Nancy Lachel, master baker at the Farmers Market, has spoiled me. As Market Manager my main job perk is that of official Taster of Treats. Every time a new recipe is baked, first bite is mine. She brought out a new chocolate pecan bar last week that left me speechless.
This week I am in training. The Big Day arrives on Saturday. I guess it is because of my exalted position at the market that I was chosen to act as a judge at the 3rd annual Chocolate on the Beach Festival. Everyone has highlights in life that remain frozen in time as dazzling memories to brighten later, less sparkling days- this promises to be one of those days! I have studied the categories, trying to anticipate the goodies that will appear. I figure that pacing myself is going to be very, very important. One of my fellow judges will be the honorable JP Patches. I’m not sure just what qualifications as taster he brings to the table, but this promises to be a really fun experience. Pacific Beach Elementary School is headquarters for the Saturday and Sunday event, and there is a long list of special goings-on at http://www.chocolateonthebeachfestival.com/events.htm
Maybe the abundance of chocolate this weekend will encourage someone to open a Chocolate Store in Hoquiam? I selfishly say Hoquiam, because it’s closer for me, but Aberdeen could use a Chocolate emporium also. When times are hard, people will still buy chocolate! I could go into raptures about the many healthy attributes , and I understand that a calm euphoria is also credited to eating chocolate. I read an article recently about a couple who dearly wished to live on a remote island off the coast of Maine. Problem was, they still needed to earn a living. They are now successful entrepeneurs , selling chocolate to connoisseurs far and wide. Think about it- as businesses go, this is a sure thing. I would dearly love to have a truffle maker join the farmers market co-op. Call me!

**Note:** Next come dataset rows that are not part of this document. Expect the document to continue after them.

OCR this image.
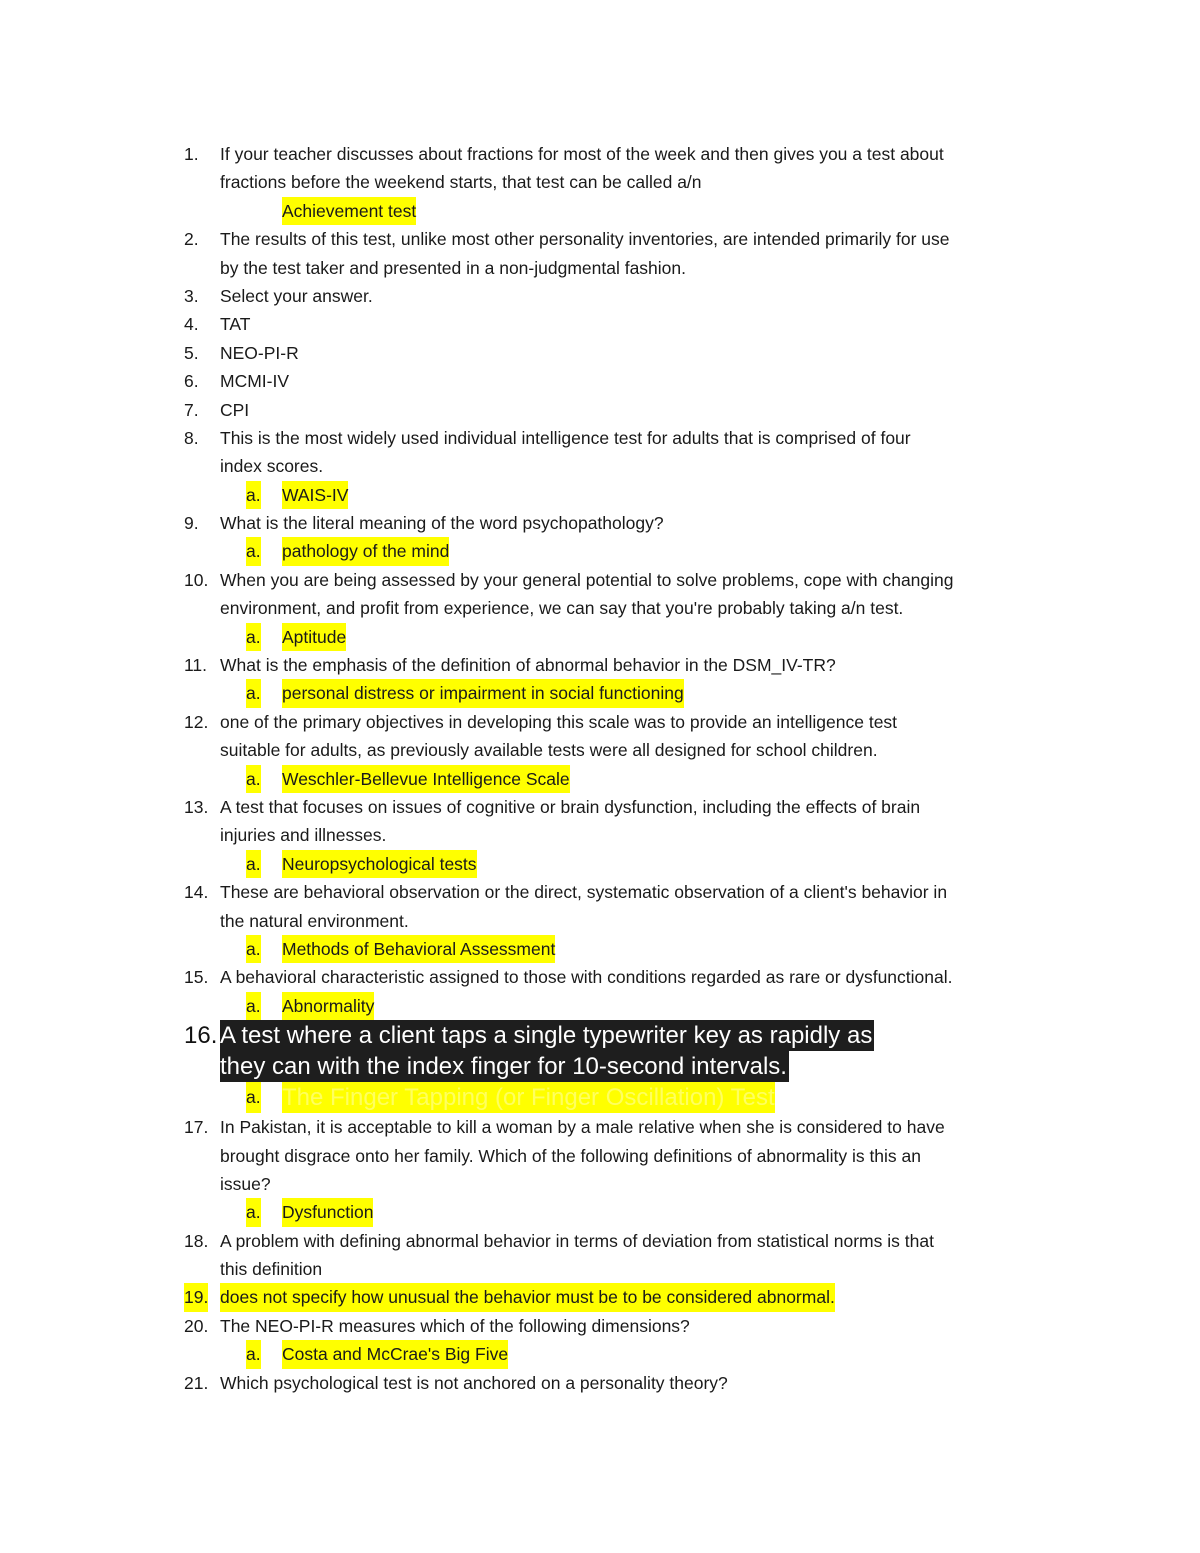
1. If your teacher discusses about fractions for most of the week and then gives you a test about
fractions before the weekend starts, that test can be called a/n
Achievement test
2. The results of this test, unlike most other personality inventories, are intended primarily for use
by the test taker and presented in a non-judgmental fashion.
3. Select your answer.
4. TAT
5. NEO-PI-R
6. MCMI-IV
7. CPI
8. This is the most widely used individual intelligence test for adults that is comprised of four
index scores.
a. WAIS-IV
9. What is the literal meaning of the word psychopathology?
a. pathology of the mind
10. When you are being assessed by your general potential to solve problems, cope with changing
environment, and profit from experience, we can say that you're probably taking a/n test.
a. Aptitude
11. What is the emphasis of the definition of abnormal behavior in the DSM_IV-TR?
a. personal distress or impairment in social functioning
12. one of the primary objectives in developing this scale was to provide an intelligence test
suitable for adults, as previously available tests were all designed for school children.
a. Weschler-Bellevue Intelligence Scale
13. A test that focuses on issues of cognitive or brain dysfunction, including the effects of brain
injuries and illnesses.
a. Neuropsychological tests
14. These are behavioral observation or the direct, systematic observation of a client's behavior in
the natural environment.
a. Methods of Behavioral Assessment
15. A behavioral characteristic assigned to those with conditions regarded as rare or dysfunctional.
a. Abnormality
16. A test where a client taps a single typewriter key as rapidly as
they can with the index finger for 10-second intervals.
a. The Finger Tapping (or Finger Oscillation) Test
17. In Pakistan, it is acceptable to kill a woman by a male relative when she is considered to have
brought disgrace onto her family. Which of the following definitions of abnormality is this an
issue?
a. Dysfunction
18. A problem with defining abnormal behavior in terms of deviation from statistical norms is that
this definition
19. does not specify how unusual the behavior must be to be considered abnormal.
20. The NEO-PI-R measures which of the following dimensions?
a. Costa and McCrae's Big Five
21. Which psychological test is not anchored on a personality theory?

As Spring sneaks it’s way into town, the tables at the Farmers Market slowly begin to fill with plants. We have already begun tempting gardeners with big, healthy rhubarb plants and several varieties of berries. Some hearty herbs are ready to go into the soil, and plain brown boxes from seed companies keep arriving. We are trying to convince an heirloom seed grower in Raymond to join us and hope to have his product soon. Meanwhile, Levee Feed and Pet Supply has just opened across the Hoquiam river in the old Safeway building, and they have shiny new shovels and rakes to make the tilling of the soil as pleasant as possible.
Life is as hectic as we allow it to become. Sometimes it’s good to take a purposeful break from all the busy-ness that threatens to engulf our days. Next time you’re driving thru town, pull into our place along the river.
Meander thru our vendor stalls, settle into an easy chair and chat with us for a while. We may not have a cracker barrel, but we do have friendly faces, free advice, and the true wish to be a bright spot in your day.